Data Visualization

GVPT399F: Power, Politics, and Data

Data visualization

We will use data visualization to answer the following question:

Do cars with big engines use more fuel than cars with small engines?

EXERCISE

  1. What do you think is the answer to this question?


  1. How would you prove your answer?

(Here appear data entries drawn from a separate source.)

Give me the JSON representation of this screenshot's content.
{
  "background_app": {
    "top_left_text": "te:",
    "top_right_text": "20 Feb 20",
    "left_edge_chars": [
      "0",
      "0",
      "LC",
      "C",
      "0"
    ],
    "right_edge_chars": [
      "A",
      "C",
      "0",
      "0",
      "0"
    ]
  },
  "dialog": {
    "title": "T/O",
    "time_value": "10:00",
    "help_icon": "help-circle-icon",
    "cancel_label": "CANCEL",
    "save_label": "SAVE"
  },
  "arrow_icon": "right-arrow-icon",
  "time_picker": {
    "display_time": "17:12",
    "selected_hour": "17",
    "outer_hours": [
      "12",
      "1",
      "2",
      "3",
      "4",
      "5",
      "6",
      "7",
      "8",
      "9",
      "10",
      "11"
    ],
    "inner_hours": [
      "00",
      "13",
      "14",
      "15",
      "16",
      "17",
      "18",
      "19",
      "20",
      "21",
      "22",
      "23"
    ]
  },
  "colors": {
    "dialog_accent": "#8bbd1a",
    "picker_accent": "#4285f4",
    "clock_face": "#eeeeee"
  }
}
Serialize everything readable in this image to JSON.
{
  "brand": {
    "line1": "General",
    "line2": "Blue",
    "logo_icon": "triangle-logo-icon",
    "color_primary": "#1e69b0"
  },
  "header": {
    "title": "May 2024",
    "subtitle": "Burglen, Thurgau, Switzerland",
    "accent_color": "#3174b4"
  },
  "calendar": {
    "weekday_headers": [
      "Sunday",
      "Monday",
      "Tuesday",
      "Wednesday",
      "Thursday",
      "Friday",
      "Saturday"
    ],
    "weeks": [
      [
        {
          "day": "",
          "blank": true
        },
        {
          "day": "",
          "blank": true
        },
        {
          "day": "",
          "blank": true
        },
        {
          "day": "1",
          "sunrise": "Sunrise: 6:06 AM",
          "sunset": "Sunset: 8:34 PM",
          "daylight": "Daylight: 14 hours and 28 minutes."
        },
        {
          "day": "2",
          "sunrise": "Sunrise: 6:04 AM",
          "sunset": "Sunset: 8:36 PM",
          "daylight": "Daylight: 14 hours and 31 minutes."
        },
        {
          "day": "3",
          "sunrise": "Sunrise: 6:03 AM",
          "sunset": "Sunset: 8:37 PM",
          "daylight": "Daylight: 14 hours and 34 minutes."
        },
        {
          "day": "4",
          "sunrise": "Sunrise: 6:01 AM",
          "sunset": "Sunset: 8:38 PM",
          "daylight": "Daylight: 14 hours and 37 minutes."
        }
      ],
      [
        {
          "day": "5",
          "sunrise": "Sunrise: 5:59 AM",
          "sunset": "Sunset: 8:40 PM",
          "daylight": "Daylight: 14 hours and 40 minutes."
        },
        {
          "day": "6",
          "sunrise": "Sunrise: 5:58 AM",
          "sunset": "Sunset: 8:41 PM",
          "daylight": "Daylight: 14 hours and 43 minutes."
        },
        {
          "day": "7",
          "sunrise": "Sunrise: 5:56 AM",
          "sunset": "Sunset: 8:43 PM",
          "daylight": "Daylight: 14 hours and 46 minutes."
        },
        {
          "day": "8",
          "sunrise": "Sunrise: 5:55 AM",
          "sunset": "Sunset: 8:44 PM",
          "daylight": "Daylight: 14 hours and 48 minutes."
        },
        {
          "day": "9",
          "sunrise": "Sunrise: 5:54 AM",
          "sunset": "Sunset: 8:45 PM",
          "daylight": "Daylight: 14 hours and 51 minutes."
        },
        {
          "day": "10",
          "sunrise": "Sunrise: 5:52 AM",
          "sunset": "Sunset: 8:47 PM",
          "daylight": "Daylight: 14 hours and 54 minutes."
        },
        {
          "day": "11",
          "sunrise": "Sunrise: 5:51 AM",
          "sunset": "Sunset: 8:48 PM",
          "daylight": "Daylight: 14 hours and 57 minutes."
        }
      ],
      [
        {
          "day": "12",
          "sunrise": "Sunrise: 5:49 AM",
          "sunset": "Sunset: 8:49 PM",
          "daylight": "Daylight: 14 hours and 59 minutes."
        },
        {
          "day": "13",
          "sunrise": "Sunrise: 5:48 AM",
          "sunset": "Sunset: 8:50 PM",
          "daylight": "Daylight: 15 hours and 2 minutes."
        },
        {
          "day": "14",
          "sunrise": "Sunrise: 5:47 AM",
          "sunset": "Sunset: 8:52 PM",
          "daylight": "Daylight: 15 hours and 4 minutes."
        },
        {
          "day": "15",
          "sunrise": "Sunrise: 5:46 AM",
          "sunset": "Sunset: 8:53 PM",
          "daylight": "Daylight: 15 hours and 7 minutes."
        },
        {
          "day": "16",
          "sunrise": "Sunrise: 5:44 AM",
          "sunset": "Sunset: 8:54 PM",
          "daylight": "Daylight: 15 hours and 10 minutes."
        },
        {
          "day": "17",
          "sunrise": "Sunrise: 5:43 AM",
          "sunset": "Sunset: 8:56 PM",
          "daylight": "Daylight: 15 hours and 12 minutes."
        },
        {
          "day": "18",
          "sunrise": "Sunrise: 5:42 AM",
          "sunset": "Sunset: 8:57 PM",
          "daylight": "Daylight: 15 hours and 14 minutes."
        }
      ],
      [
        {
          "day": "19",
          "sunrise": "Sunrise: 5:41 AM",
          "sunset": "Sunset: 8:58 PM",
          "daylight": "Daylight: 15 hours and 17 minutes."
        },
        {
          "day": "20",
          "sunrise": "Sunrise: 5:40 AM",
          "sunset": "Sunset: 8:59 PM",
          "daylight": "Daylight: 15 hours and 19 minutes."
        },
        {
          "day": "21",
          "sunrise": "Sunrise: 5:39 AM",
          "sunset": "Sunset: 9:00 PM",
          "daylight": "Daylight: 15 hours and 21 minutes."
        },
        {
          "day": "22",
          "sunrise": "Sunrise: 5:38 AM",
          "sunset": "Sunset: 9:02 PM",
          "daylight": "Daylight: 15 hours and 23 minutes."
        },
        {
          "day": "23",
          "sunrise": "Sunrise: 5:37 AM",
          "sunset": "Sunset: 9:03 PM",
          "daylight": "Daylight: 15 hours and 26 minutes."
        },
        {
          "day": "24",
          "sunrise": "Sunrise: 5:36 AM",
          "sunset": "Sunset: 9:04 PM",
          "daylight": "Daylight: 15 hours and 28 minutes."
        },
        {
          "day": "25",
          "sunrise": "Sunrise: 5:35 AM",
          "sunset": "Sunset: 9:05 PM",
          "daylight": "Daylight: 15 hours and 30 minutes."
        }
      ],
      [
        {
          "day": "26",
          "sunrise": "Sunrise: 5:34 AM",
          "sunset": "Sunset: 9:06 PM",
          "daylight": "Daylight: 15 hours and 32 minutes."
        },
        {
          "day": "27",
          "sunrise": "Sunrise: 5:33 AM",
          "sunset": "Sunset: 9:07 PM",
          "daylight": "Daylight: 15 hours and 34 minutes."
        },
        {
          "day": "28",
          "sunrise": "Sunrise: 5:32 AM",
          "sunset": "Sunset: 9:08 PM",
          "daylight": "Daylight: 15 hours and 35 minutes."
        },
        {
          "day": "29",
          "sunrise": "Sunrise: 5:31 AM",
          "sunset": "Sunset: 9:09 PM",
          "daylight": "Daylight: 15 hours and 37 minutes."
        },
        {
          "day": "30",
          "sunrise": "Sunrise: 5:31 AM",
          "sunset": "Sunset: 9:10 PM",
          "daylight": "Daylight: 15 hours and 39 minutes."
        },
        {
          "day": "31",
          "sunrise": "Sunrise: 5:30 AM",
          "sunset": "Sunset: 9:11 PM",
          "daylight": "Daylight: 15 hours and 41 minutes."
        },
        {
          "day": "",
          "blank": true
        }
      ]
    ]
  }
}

What information about cars would you need?

R4DS

This session will borrow (read: steal) heavily from Hadley Wickham’s R for Data Science book.

Source: R4DS

Data visualization: a critical skill

  • You can learn an incredible amount about your data from plotting it

  • Easier to digest the vast amount of information required to do data analysis from a plot than raw numbers

Skipping to the end

How did we do this?

ggplot(data = mpg, mapping = aes(x = displ, y = hwy)) + 
  geom_point(mapping = aes(colour = class)) + 
  geom_smooth(method = "lm") + 
  theme(
    legend.position = "bottom",
    panel.grid = element_blank(),
    panel.background = element_blank(),
    plot.title.position = "plot",
    plot.title = element_text(face = "bold")
  ) + 
  labs(
    title = "Engine displacement and highway miles per gallon",
    subtitle = "Values for seven different classes of cars",
    x = "Engine displacement (L)",
    y = "Highway miles per gallon"
  )